C. MODALITÉS DE PRODUCTION DES BIENS PUBLICS MONDIAUX
La production des biens publics mondiaux résulte le plus souvent d'une action coordonnée entre États. Mais ce n'est pas toujours le cas : sous certaines conditions, une grande puissance peut être le « fournisseur dominant » d'un bien public mondial.
1. Le modèle du fournisseur dominant et ses limites
Comme on
l'a vu, C. Kindleberger cite comme exemples de biens publics mondiaux, à
caractère économique, l'existence d'un système
monétaire international stable, d'un régime commercial ouvert, ou
d'un prêteur international en dernier ressort.
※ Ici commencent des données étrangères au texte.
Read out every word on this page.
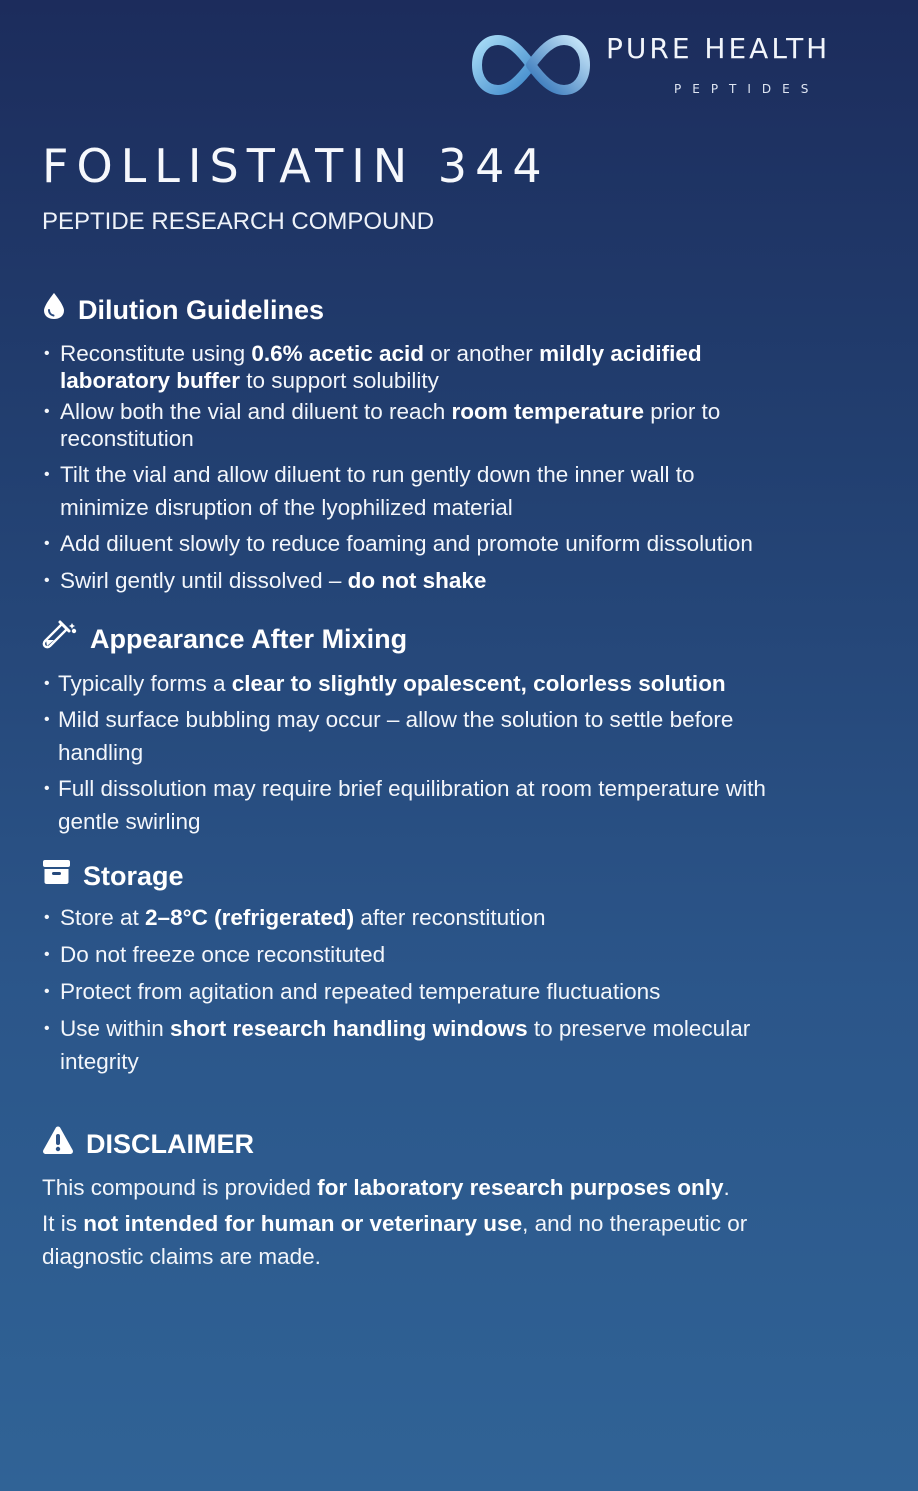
PURE HEALTH
PEPTIDES
FOLLISTATIN 344
PEPTIDE RESEARCH COMPOUND
Dilution Guidelines
• Reconstitute using 0.6% acetic acid or another mildly acidified
laboratory buffer to support solubility
• Allow both the vial and diluent to reach room temperature prior to
reconstitution
• Tilt the vial and allow diluent to run gently down the inner wall to
minimize disruption of the lyophilized material
• Add diluent slowly to reduce foaming and promote uniform dissolution
• Swirl gently until dissolved – do not shake
Appearance After Mixing
• Typically forms a clear to slightly opalescent, colorless solution
• Mild surface bubbling may occur – allow the solution to settle before
handling
• Full dissolution may require brief equilibration at room temperature with
gentle swirling
Storage
• Store at 2–8°C (refrigerated) after reconstitution
• Do not freeze once reconstituted
• Protect from agitation and repeated temperature fluctuations
• Use within short research handling windows to preserve molecular
integrity
DISCLAIMER

This compound is provided for laboratory research purposes only.

It is not intended for human or veterinary use, and no therapeutic or

diagnostic claims are made.
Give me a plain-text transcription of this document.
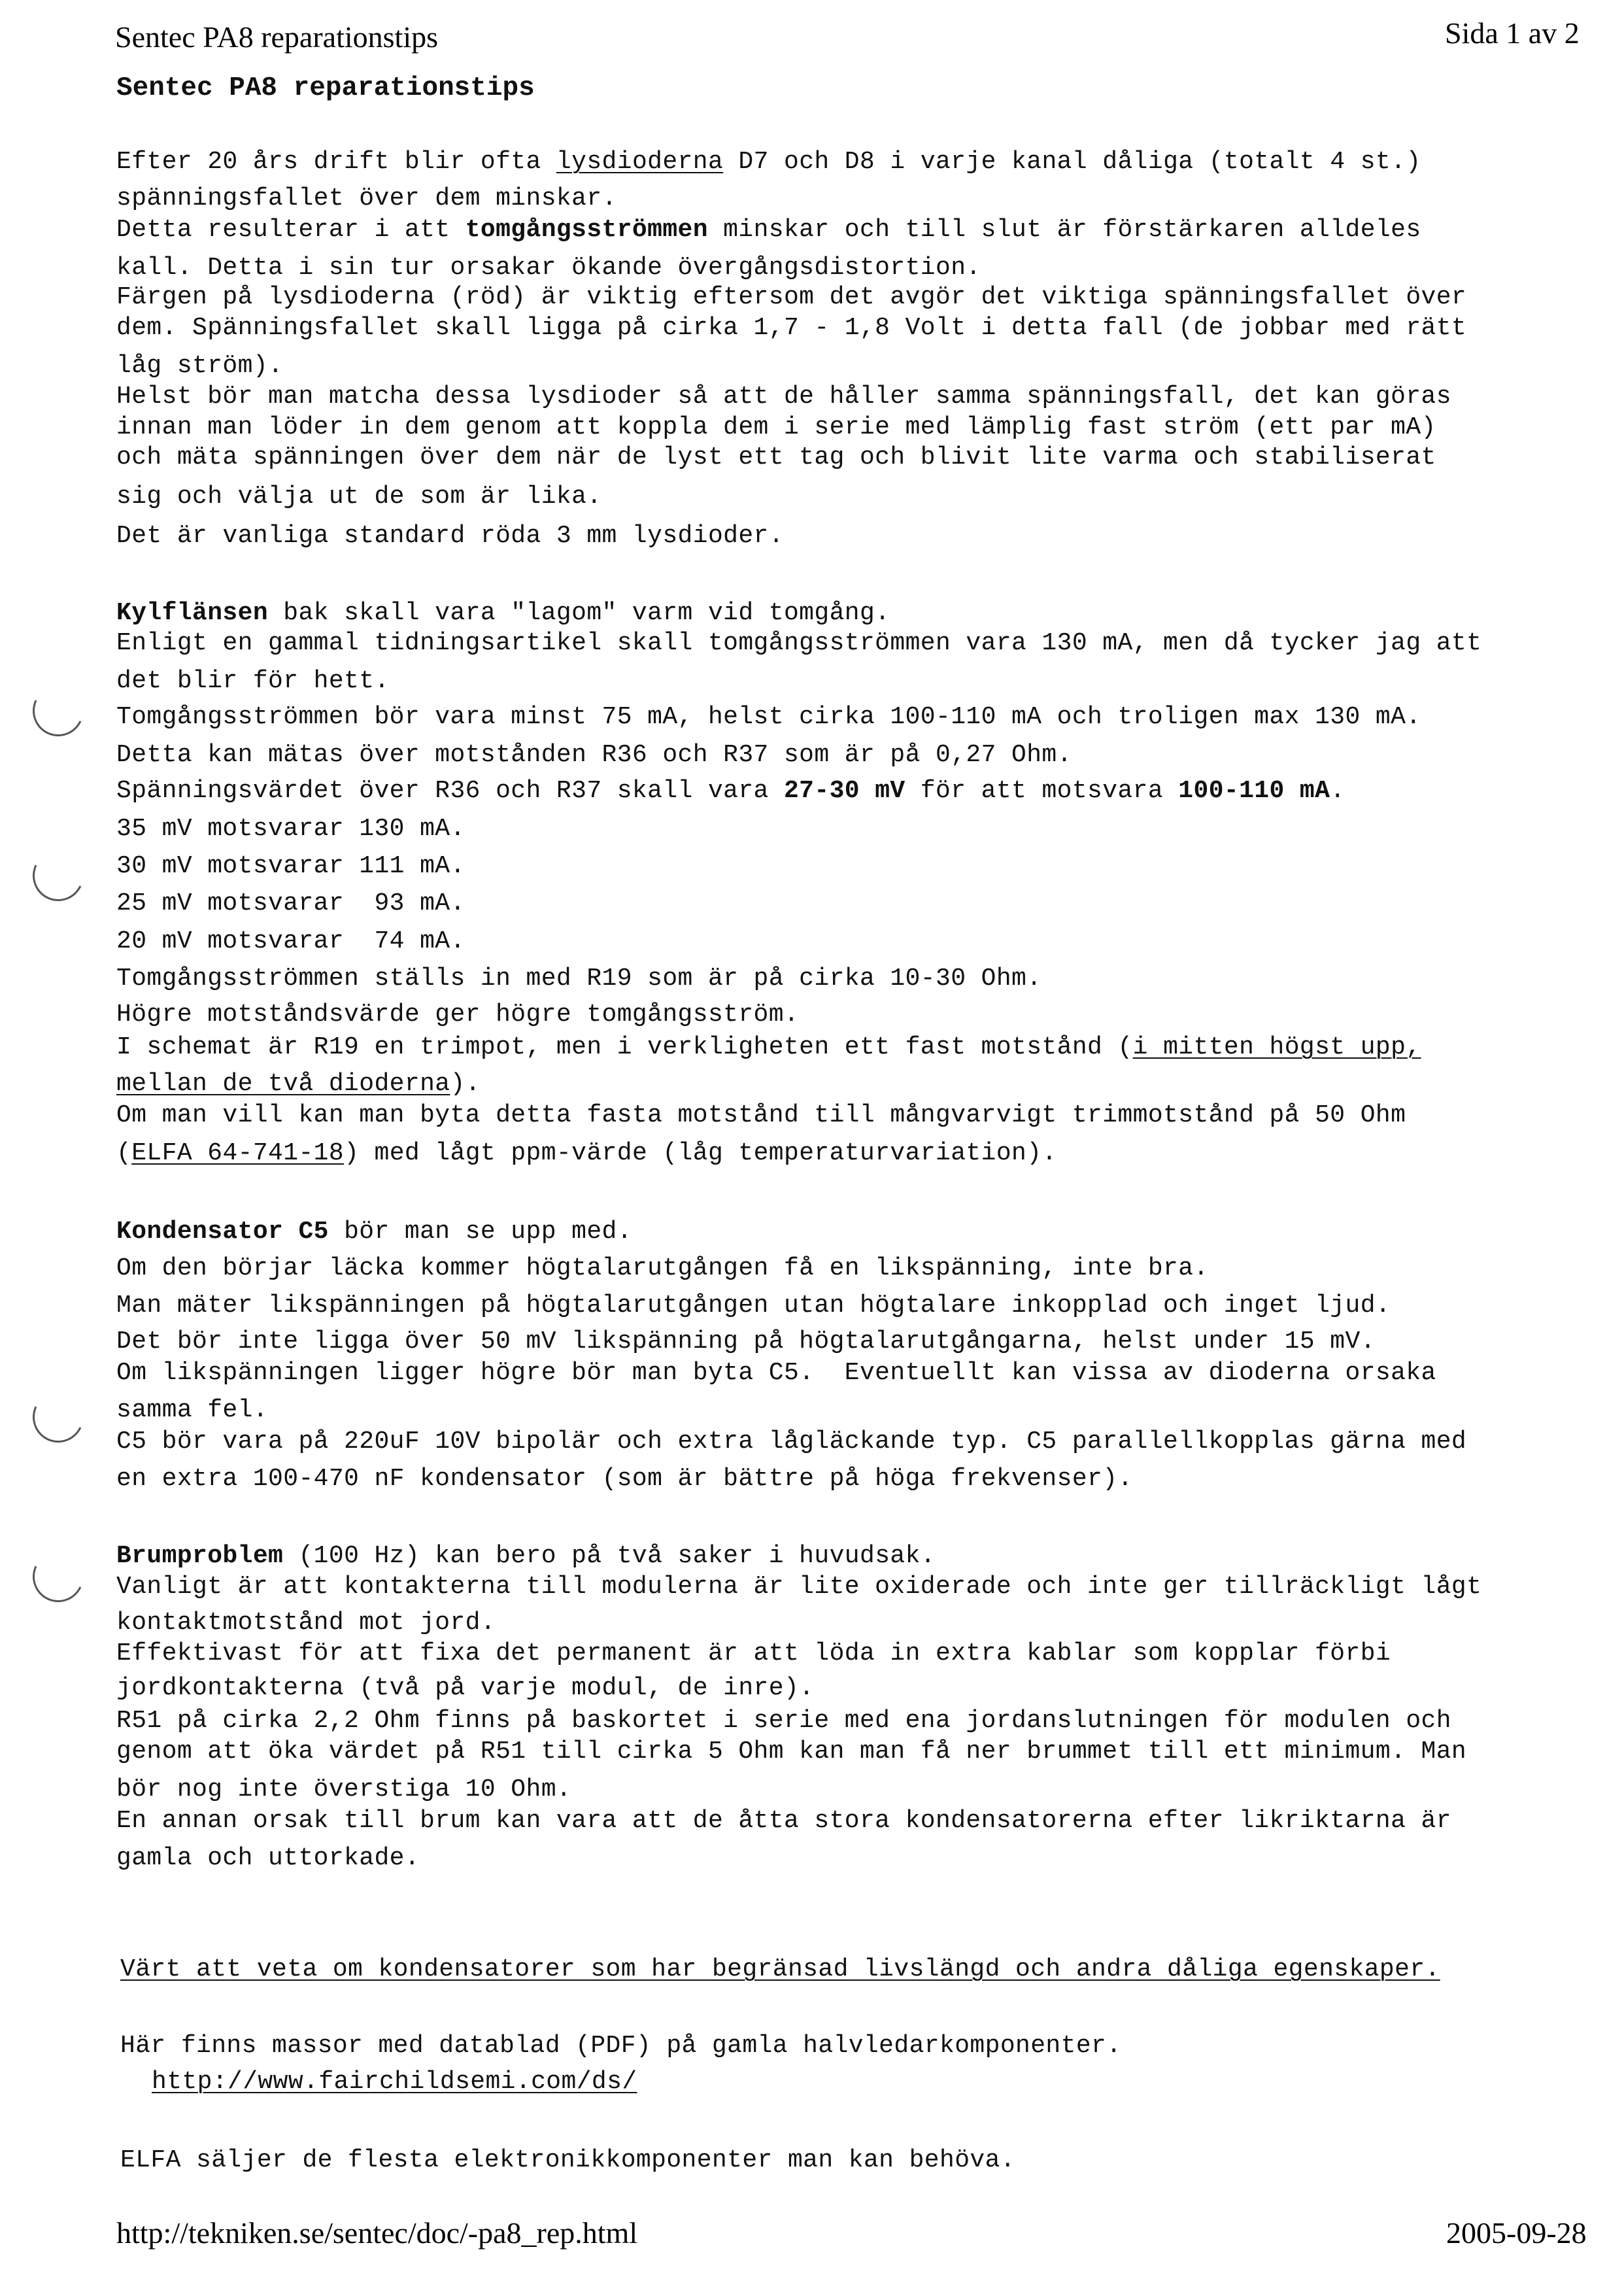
Sentec PA8 reparationstips	Sida 1 av 2
Sentec PA8 reparationstips
Efter 20 års drift blir ofta lysdioderna D7 och D8 i varje kanal dåliga (totalt 4 st.)
spänningsfallet över dem minskar.
Detta resulterar i att tomgångsströmmen minskar och till slut är förstärkaren alldeles
kall. Detta i sin tur orsakar ökande övergångsdistortion.
Färgen på lysdioderna (röd) är viktig eftersom det avgör det viktiga spänningsfallet över
dem. Spänningsfallet skall ligga på cirka 1,7 - 1,8 Volt i detta fall (de jobbar med rätt
låg ström).
Helst bör man matcha dessa lysdioder så att de håller samma spänningsfall, det kan göras
innan man löder in dem genom att koppla dem i serie med lämplig fast ström (ett par mA)
och mäta spänningen över dem när de lyst ett tag och blivit lite varma och stabiliserat
sig och välja ut de som är lika.
Det är vanliga standard röda 3 mm lysdioder.
Kylflänsen bak skall vara "lagom" varm vid tomgång.
Enligt en gammal tidningsartikel skall tomgångsströmmen vara 130 mA, men då tycker jag att
det blir för hett.
Tomgångsströmmen bör vara minst 75 mA, helst cirka 100-110 mA och troligen max 130 mA.
Detta kan mätas över motstånden R36 och R37 som är på 0,27 Ohm.
Spänningsvärdet över R36 och R37 skall vara 27-30 mV för att motsvara 100-110 mA.
35 mV motsvarar 130 mA.
30 mV motsvarar 111 mA.
25 mV motsvarar  93 mA.
20 mV motsvarar  74 mA.
Tomgångsströmmen ställs in med R19 som är på cirka 10-30 Ohm.
Högre motståndsvärde ger högre tomgångsström.
I schemat är R19 en trimpot, men i verkligheten ett fast motstånd (i mitten högst upp,
mellan de två dioderna).
Om man vill kan man byta detta fasta motstånd till mångvarvigt trimmotstånd på 50 Ohm
(ELFA 64-741-18) med lågt ppm-värde (låg temperaturvariation).
Kondensator C5 bör man se upp med.
Om den börjar läcka kommer högtalarutgången få en likspänning, inte bra.
Man mäter likspänningen på högtalarutgången utan högtalare inkopplad och inget ljud.
Det bör inte ligga över 50 mV likspänning på högtalarutgångarna, helst under 15 mV.
Om likspänningen ligger högre bör man byta C5.  Eventuellt kan vissa av dioderna orsaka
samma fel.
C5 bör vara på 220uF 10V bipolär och extra lågläckande typ. C5 parallellkopplas gärna med
en extra 100-470 nF kondensator (som är bättre på höga frekvenser).
Brumproblem (100 Hz) kan bero på två saker i huvudsak.
Vanligt är att kontakterna till modulerna är lite oxiderade och inte ger tillräckligt lågt
kontaktmotstånd mot jord.
Effektivast för att fixa det permanent är att löda in extra kablar som kopplar förbi
jordkontakterna (två på varje modul, de inre).
R51 på cirka 2,2 Ohm finns på baskortet i serie med ena jordanslutningen för modulen och
genom att öka värdet på R51 till cirka 5 Ohm kan man få ner brummet till ett minimum. Man
bör nog inte överstiga 10 Ohm.
En annan orsak till brum kan vara att de åtta stora kondensatorerna efter likriktarna är
gamla och uttorkade.
Värt att veta om kondensatorer som har begränsad livslängd och andra dåliga egenskaper.
Här finns massor med datablad (PDF) på gamla halvledarkomponenter.
http://www.fairchildsemi.com/ds/
ELFA säljer de flesta elektronikkomponenter man kan behöva.
http://tekniken.se/sentec/doc/-pa8_rep.html	2005-09-28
Kindleberger, et à sa suite le politologue Robert Gilpin, ont fait
remarquer que la fourniture de ces biens publics avait été
assurée pour l'essentiel, après 1945,
par une puissance
dominante, les États-Unis
d'Amérique
.
L'intégration commerciale a été facilitée par le
statut de monnaie d'échanges internationale du dollar, qui était,
jusqu'en 1971, le pivot du système de changes fixes. Les
Américains ont joué un rôle clé dans l'instauration
du GATT en 1947, et dans la reconstruction, sur le modèle
libéral, de l'Europe et du Japon après guerre. La Réserve
fédérale américaine a joué, à diverses
reprises, le rôle de prêteur international en dernier ressort
à l'occasion de crises financières internationales, y compris
lors de la crise asiatique de 1997-1998
21
(
*
)
.
Les États-Unis ont joué également un rôle
prépondérant pour assurer un certain degré de
stabilité politique et de sécurité internationale, qui
constituent le terrain indispensable au maintien d'un régime
économique ouvert.
La thèse de R. Gilpin est que la présence d'une puissance
hégémonique est indispensable au maintien d'un ordre
économique international libéral. La Grande-Bretagne aurait
été le pivot de l'ordre économique international au
XIX
e
siècle, et les États-Unis auraient assumé
cette fonction après 1945.
Il n'est pas nécessaire d'adhérer totalement à cette
thèse (on peut supposer en effet que la coopération entre grandes
puissances permette d'arriver au même résultat que l'action de la
puissance hégémonique) pour reconnaître que les
États-Unis ont joué un rôle important dans l'organisation
du système international depuis la fin de la Seconde guerre mondiale.
Il apparaît que ce modèle, qui consiste à s'en remettre
à un producteur dominant pour la fourniture de biens publics mondiaux,
est peu stable et présente de sérieuses limites. Les
États-Unis ont joué un rôle pivot après 1945 :
- parce qu'ils en avaient les moyens,
- et parce qu'ils étaient disposés à le faire,
c'est-à-dire qu'ils estimaient que les bénéfices
retirés par eux de l'existence de ces biens publics excédaient
les coûts supportés pour en assurer la production.
Ces deux conditions ne sont pas nécessairement toujours acquises.
Dès 1971, les États-Unis ont estimé ne plus être en
mesure d'assurer leurs obligations en matière de
convertibilité-or du dollar, ce qui a mis fin au régime de
changes fixes hérité de Bretton Woods. Et la puissance dominante
ne sera pas incitée à produire seule un bien public s'il
apparaît que les bénéfices qu'elle pourrait en retirer
seraient très inférieurs aux coûts qu'elle supporterait. Ce
peut être le cas pour la recherche du traitement d'une maladie
infectieuse qui frapperait principalement les pays du Sud, par exemple
22
(
*
)
.
Dans certains cas, le pays qui fournit le moins d'efforts pour produire un bien
public global détermine le niveau de production d'ensemble. L'exemple
typique est le contrôle des maladies infectieuses : le pays qui
déploie le moins de moyens pour lutter contre une maladie infectieuse
détermine, pour partie, le niveau de santé de ses voisins. Dans
ce type de configuration (modèle du « maillon
faible »), la puissance dominante ne peut, quels que soient ses
moyens, suppléer à une absence d'efforts coordonnés
éventuellement assortis d'une aide des pays riches vers les pays les
plus pauvres.
* 21 On peut consulter à ce sujet la contribution de Michel Aglietta et Christian de Boissieu, « Le prêteur international en dernier ressort », dans le rapport du CAE Architecture financière internationale, 1999.
* 22 Ces raisonnements, qui s'inscrivent dans la perspective d'États cherchant à maximiser leur utilité, n'interdisent cependant pas d'envisager des comportements altruistes.